8 de fev de 2014

A Caricia do Musgo



   Piso na macia manta de musgo que se estende por toda varanda da velha casa que ninguém agora habita…

   Da altura de quase um centímetro de minha sandália de borracha, sinto o toque da umidade que o lodo cede à superfície por causa do peso de meu corpo, esse é o máximo que posso me afogar no líquen do limo, um breve e frio toque de água, um lânguido instantâneo e fino fio de água cedida de dentro das entranhas da planta rasteira que toma todo o estreito corredor.

   De todo reino vegetal, que se espalha por toda a orbe, que adentra na terra e alcança o céu, que vem desde os recônditos inóspitos das florestas até dentro de minhas veias, a planta que mais me fascina é o lodo…

   Esse tapete veludoso, de um verde florescente e forte, espalhando-se onde a umidade e o esquecimento se instalaram, ali cresce o limo, o esperma do lótus, o campo das Ninfas, o verde das ausências.

   Vejo o lodo ganhar o corredor de minha casa, ali onde pouco se pisa e o sol esquece de passar no inverno. Trilha por ali calma e tediosa minha gata nos dias mais amenos, e por ali se deita desleixada do limo quando o sono lhe recomenda.

   Descendo pela escada íngreme, e virando a esquinela para a soleira da casa de minha infância, sigo lento com a gatinha até o portão sem tranca que dá para a floresta de lodo, aquele mar de matéria orgânica que animal nenhum faz uso, mas é ali que me afogo um centímetro, é ali que a gata pisoteia com um quê de seu asco felino a coberta fria e úmida de verde esmeraldina de inverso valor.

   Sigo o espírito sem por que da gata estar ali e a gata me segue pela presença constante que ela me dedica em todos momentos que decido percorrer caminhos que deleitem sua curiosidade.

   O silêncio da velha casa vazia e trancada emana e repercute no silêncio volumoso do chão que impede de me afundar até o centro da terra. Excitado com um sentimento que não tem nada de sexual, retiro meus pés da chinela de borracha e piso com as palmas lisas de meus pés de sagitariano no lodo frio,  eu sinto… a textura… da inutilidade… Eu sinto… o toque… da imensa maciez…

   Os pomos macios das patas da gata também sentem o mesmo que eu, mas ela só se importa com o incomodo da umidade. A gata não gosta muito do limo, mas me acompanha silente naquela comunhão com o resultado do abandono.

   Satisfeito, deixo o enfim o local do lodaçal particular, em minha alma volte-ia lembranças nunca fundadas de palácios decrépitos abandonados em terras esquecidas, sinto a brisa quase nula de profundezas imersas em fossos amazônicos onde antigos templos agora repousam.
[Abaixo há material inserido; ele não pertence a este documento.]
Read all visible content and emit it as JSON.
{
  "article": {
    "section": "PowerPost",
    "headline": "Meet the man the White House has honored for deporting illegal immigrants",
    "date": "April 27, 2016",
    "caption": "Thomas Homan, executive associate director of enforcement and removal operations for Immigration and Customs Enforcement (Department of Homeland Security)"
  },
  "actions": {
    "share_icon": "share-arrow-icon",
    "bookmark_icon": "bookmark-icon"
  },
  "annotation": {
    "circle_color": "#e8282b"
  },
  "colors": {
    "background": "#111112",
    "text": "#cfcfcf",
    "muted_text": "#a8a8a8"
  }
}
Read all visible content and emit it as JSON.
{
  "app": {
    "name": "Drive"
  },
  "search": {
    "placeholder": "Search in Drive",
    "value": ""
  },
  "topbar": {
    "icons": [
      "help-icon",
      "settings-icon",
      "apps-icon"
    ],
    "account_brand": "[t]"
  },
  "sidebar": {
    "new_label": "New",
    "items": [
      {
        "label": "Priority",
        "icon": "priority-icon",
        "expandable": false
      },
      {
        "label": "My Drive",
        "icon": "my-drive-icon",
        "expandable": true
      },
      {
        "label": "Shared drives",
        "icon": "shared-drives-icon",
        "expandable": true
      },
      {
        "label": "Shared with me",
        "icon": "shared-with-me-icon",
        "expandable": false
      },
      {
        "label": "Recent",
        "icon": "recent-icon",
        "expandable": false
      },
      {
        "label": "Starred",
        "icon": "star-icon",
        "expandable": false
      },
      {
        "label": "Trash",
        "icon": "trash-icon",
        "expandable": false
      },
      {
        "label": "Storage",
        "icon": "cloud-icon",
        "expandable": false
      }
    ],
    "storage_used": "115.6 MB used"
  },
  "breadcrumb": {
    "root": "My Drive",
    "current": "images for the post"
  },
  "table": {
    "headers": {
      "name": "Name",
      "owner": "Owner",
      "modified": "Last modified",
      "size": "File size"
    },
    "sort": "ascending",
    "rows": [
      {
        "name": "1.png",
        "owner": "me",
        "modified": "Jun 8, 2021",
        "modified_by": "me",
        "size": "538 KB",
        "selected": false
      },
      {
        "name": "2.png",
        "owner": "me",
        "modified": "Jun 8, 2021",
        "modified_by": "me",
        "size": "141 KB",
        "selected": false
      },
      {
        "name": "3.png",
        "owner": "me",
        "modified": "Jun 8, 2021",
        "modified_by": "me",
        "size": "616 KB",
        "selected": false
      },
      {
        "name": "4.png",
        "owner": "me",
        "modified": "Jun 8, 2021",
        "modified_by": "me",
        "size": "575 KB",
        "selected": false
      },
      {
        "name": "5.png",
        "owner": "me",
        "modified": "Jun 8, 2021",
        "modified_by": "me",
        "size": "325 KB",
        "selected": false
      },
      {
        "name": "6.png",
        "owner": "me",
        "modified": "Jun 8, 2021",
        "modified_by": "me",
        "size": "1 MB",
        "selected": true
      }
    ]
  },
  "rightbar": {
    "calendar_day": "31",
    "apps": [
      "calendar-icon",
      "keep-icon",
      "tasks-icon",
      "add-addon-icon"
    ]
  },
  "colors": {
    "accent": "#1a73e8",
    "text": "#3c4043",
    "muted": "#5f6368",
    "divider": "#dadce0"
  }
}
Vem-me á mente o espírito dos calabouços e necrópoles não visitadas de mundos distantes, e por um instante estou a tocar todas as crostas de pedras que não rolam das florestas frias das regiões quase árticas de meu próprio mundo.

   O sol ensaia sair às três horas da tarde, e sei que o lodo ali sofrerá um pouco com isso, mas ele permanecerá até a próxima estação seca e fria. Então, depois, daqui à alguns meses, eu e minha gata voltaremos para visitar o musgo que ali ainda estará.